For those of you, who haven’t listened to it as of yet, Collin McHugh also had Brent Strom on his 12-6 podcast just over a year ago.
So since Strom said Perry Husband is where he would start, that’s our next stop.
This lead me to Perry Husband’s presentation on the same channel:
If you wanted a deeper understanding of effective velocity, this does a good job explaining it and really hammering it in. It starts off by showing effective velocity based on when you need to speed to be able to hit each pitch at an ideal zone. This talks through not just the effectiveness from a change of speed/swing and miss but also the impact it has on the ability to square up on a pitch. Some interesting points and stories about him consulting with the Astros for Oswalt, Keuchel and with Gerrit Cole. Most interesting aspect that I captured was that his report to the Astros said that shorter pitchers that throw hard actually have an advantage when looking at EV / Pitch tunneling. I think this is the first claim I’ve seen proclaiming the advantage of being short for pitchers - but it makes sense on a logical level. The challenge could still stand within durability, but I’ve never actually done any research to confirm that belief.

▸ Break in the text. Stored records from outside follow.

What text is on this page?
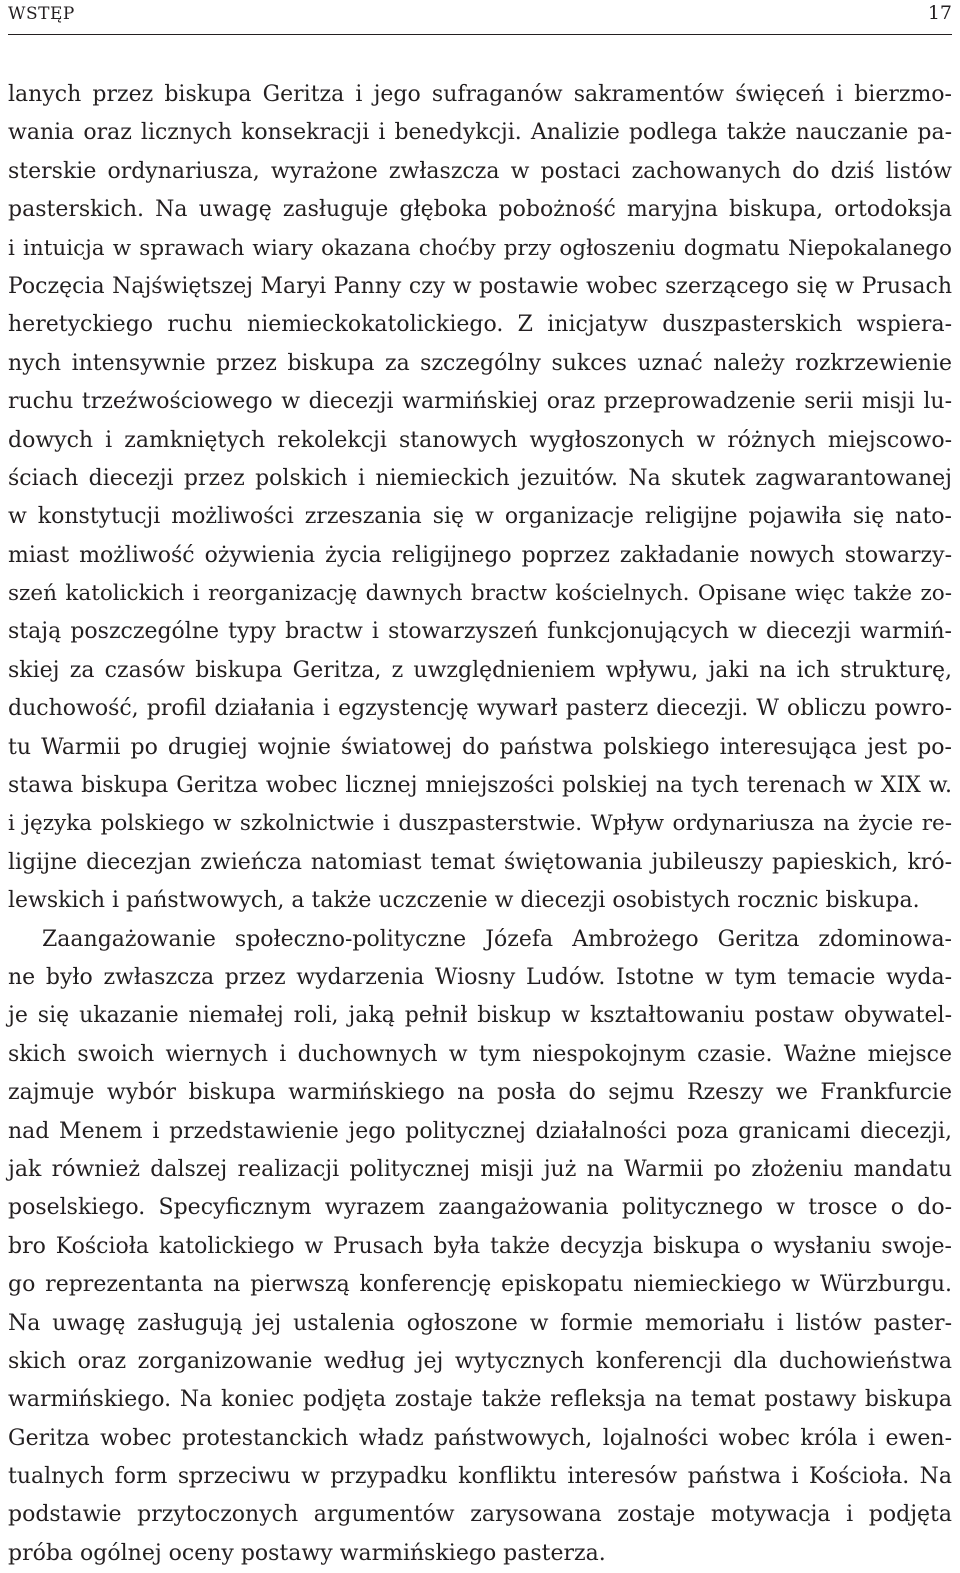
WSTĘP	17
lanych przez biskupa Geritza i jego sufraganów sakramentów święceń i bierzmo-
wania oraz licznych konsekracji i benedykcji. Analizie podlega także nauczanie pa-
sterskie ordynariusza, wyrażone zwłaszcza w postaci zachowanych do dziś listów
pasterskich. Na uwagę zasługuje głęboka pobożność maryjna biskupa, ortodoksja
i intuicja w sprawach wiary okazana choćby przy ogłoszeniu dogmatu Niepokalanego
Poczęcia Najświętszej Maryi Panny czy w postawie wobec szerzącego się w Prusach
heretyckiego ruchu niemieckokatolickiego. Z inicjatyw duszpasterskich wspiera-
nych intensywnie przez biskupa za szczególny sukces uznać należy rozkrzewienie
ruchu trzeźwościowego w diecezji warmińskiej oraz przeprowadzenie serii misji lu-
dowych i zamkniętych rekolekcji stanowych wygłoszonych w różnych miejscowo-
ściach diecezji przez polskich i niemieckich jezuitów. Na skutek zagwarantowanej
w konstytucji możliwości zrzeszania się w organizacje religijne pojawiła się nato-
miast możliwość ożywienia życia religijnego poprzez zakładanie nowych stowarzy-
szeń katolickich i reorganizację dawnych bractw kościelnych. Opisane więc także zo-
stają poszczególne typy bractw i stowarzyszeń funkcjonujących w diecezji warmiń-
skiej za czasów biskupa Geritza, z uwzględnieniem wpływu, jaki na ich strukturę,
duchowość, profil działania i egzystencję wywarł pasterz diecezji. W obliczu powro-
tu Warmii po drugiej wojnie światowej do państwa polskiego interesująca jest po-
stawa biskupa Geritza wobec licznej mniejszości polskiej na tych terenach w XIX w.
i języka polskiego w szkolnictwie i duszpasterstwie. Wpływ ordynariusza na życie re-
ligijne diecezjan zwieńcza natomiast temat świętowania jubileuszy papieskich, kró-
lewskich i państwowych, a także uczczenie w diecezji osobistych rocznic biskupa.
Zaangażowanie społeczno-polityczne Józefa Ambrożego Geritza zdominowa-
ne było zwłaszcza przez wydarzenia Wiosny Ludów. Istotne w tym temacie wyda-
je się ukazanie niemałej roli, jaką pełnił biskup w kształtowaniu postaw obywatel-
skich swoich wiernych i duchownych w tym niespokojnym czasie. Ważne miejsce
zajmuje wybór biskupa warmińskiego na posła do sejmu Rzeszy we Frankfurcie
nad Menem i przedstawienie jego politycznej działalności poza granicami diecezji,
jak również dalszej realizacji politycznej misji już na Warmii po złożeniu mandatu
poselskiego. Specyficznym wyrazem zaangażowania politycznego w trosce o do-
bro Kościoła katolickiego w Prusach była także decyzja biskupa o wysłaniu swoje-
go reprezentanta na pierwszą konferencję episkopatu niemieckiego w Würzburgu.
Na uwagę zasługują jej ustalenia ogłoszone w formie memoriału i listów paster-
skich oraz zorganizowanie według jej wytycznych konferencji dla duchowieństwa
warmińskiego. Na koniec podjęta zostaje także refleksja na temat postawy biskupa
Geritza wobec protestanckich władz państwowych, lojalności wobec króla i ewen-
tualnych form sprzeciwu w przypadku konfliktu interesów państwa i Kościoła. Na
podstawie przytoczonych argumentów zarysowana zostaje motywacja i podjęta
próba ogólnej oceny postawy warmińskiego pasterza.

Interestingly, Perry is less of a believer in altering the location/usage of your fastball based on the spin rates. With a stronger belief that utilizing your fastball, where it will be effectively the fastest will lead to the best results.
They do touch on Driveline Baseball’s dispute in regards to effectiveness of EV, but Perry highlights the flaws in their methods (utilizing incorrect/oversimplified data / formulas). There’s plenty of debate on the validity, impact, and methods of testing. (Here are some other links for those interested - Fangraphs (Results based approach), Perry Husband’s research , even MLB has weighed in with Carlos Pena talking about it.
I sent a note to Peter Caliendo to see if I can get a copy of the list of people Strom holds up, and can continue to deeper dive into their thoughts and beliefs as we look to gain an understanding of Strom’s methodology.
I do want to pause and recognize Brent Strom, not only for his incredible performance as the pitching coach of the Astros, but for giving back. He is consistently out helping to spread information, teach camps, work with pitchers and coaches, etc. We’re truly blessed to have him
I’m contemplating investing in some video editing software, to try to make some deeper analysis on before/after of some of our pitchers.